The Mississippi and Atchafalaya Rivers transport very large amounts of bedload and suspended sediments to the deltaic and coastal environments of the northern Gulf of Mexico. Absorbed onto these sediments are contaminants that may be detrimental to the environment. To adequately assess the impact of these contaminants it is first necessary to develop an understanding of sediment distribution patterns in these deltaic systems. Once these patterns are identified, the natural and industrial contaminant inventories and their depositional histories can be reconstructed. Deposition in deltaic systems is controlled by discharge, as well as channel and receiving-basin dimensions. Current energy controls the sediment distribution pattern. This results in a coarse grained or sandy framework, in-filled with finer grained material occupying the overbank, interdistributary bays, wetlands and abandoned channels. It has been shown that these fine-grained sediments can carry contaminants through absorption and intern them in the sediment column or redistribute them depending on progradation or degradation of the delta deposit.

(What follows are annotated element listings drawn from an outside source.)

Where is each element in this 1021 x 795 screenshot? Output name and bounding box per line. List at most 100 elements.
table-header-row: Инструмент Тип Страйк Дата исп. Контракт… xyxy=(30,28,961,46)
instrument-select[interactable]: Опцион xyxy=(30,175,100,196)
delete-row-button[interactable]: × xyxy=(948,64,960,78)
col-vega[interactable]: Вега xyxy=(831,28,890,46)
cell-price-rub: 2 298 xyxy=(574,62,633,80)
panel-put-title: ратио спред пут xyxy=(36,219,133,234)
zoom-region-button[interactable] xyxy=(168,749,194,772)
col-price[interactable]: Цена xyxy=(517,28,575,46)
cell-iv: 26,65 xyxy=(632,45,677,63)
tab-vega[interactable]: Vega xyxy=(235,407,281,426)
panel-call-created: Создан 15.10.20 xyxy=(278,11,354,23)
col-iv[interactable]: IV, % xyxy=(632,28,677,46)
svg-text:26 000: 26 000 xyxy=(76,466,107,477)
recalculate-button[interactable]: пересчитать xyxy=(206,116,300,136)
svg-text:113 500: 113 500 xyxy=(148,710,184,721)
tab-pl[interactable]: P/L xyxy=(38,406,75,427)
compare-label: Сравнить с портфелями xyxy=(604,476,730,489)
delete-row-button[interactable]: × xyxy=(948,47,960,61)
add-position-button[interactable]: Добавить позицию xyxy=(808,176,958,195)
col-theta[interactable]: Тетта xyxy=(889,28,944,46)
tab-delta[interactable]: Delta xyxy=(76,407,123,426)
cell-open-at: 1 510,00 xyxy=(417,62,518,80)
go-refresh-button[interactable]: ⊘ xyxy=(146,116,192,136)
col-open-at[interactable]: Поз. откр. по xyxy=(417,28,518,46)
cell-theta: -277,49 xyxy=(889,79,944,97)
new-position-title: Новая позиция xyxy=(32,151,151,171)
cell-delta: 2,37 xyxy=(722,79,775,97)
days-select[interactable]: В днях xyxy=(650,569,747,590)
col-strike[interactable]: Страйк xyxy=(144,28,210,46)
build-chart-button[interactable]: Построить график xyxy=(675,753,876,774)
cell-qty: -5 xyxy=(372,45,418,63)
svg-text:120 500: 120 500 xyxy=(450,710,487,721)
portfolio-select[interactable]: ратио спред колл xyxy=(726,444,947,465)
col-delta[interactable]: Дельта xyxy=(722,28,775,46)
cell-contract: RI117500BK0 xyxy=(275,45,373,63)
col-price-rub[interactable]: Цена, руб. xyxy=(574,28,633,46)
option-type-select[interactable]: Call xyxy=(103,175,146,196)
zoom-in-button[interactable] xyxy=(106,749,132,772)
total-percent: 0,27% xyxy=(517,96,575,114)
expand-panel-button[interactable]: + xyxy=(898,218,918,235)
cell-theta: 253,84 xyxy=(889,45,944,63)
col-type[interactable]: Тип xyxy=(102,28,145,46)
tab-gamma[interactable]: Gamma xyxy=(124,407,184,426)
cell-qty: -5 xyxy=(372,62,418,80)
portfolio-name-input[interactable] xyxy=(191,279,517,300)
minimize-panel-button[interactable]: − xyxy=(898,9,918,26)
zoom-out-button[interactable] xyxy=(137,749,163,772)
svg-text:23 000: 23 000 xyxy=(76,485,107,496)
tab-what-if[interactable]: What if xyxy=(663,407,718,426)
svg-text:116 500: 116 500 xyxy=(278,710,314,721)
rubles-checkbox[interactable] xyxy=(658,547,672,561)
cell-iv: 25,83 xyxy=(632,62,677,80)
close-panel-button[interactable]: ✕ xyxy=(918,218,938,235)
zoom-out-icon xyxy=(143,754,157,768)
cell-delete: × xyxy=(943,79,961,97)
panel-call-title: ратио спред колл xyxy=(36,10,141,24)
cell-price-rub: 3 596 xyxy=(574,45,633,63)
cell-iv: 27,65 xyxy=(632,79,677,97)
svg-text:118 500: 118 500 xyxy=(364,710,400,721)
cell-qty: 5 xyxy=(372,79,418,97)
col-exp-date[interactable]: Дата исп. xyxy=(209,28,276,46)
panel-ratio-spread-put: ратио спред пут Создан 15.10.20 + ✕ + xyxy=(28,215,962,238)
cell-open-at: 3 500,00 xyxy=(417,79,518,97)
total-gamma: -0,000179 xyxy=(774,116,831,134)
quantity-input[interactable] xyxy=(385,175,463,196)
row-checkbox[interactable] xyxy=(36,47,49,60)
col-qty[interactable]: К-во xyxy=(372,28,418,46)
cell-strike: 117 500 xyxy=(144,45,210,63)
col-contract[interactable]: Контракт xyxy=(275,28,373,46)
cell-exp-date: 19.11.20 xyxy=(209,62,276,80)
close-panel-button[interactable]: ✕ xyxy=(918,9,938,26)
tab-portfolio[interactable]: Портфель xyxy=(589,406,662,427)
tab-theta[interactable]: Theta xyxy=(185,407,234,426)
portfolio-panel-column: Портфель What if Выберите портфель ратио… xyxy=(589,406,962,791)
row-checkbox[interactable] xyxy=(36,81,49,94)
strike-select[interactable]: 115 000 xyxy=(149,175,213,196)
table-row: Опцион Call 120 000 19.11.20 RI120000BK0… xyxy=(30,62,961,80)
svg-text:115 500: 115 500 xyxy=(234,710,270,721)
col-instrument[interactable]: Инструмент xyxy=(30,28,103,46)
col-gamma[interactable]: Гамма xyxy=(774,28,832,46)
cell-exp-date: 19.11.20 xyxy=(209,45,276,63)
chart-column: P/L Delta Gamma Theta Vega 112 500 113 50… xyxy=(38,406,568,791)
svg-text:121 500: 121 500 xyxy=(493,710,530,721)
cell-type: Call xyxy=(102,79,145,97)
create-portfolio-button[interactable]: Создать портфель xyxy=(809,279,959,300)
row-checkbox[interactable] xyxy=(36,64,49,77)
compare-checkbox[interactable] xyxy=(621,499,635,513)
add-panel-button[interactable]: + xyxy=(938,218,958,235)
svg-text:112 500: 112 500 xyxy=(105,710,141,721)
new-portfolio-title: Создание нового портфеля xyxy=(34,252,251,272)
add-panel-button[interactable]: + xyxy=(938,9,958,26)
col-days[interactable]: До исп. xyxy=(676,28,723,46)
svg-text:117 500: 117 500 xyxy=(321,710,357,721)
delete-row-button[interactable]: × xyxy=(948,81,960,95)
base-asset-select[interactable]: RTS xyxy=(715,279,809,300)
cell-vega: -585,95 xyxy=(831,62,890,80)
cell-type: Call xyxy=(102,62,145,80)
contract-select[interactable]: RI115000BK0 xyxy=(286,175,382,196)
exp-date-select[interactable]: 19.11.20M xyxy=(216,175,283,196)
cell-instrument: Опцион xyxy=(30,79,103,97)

Sediment distribution patterns in delta complexes can be determined through high-resolution geophysical surveys, groundtruthed with direct sampling. In the Atchafalaya and Mississippi deltas, remote sensing using High Resolution Single Channel Seismic Profiling (HRSP) and Sidescan Sonar was correlated to 20 foot vibracores to develop a near-surface geologic framework that identifies variability in recent sediment distribution patterns. The surveys identified bedload sandwaves, abandoned-channel back-fill and distributary mouth bars within the most recently active portions of the deltas. These depositional features respond to changes in deltaic processes and through their response may intern or transport absorbed contaminants. Characterizing these features provides insight into the fate of sediment-hosted contaminants.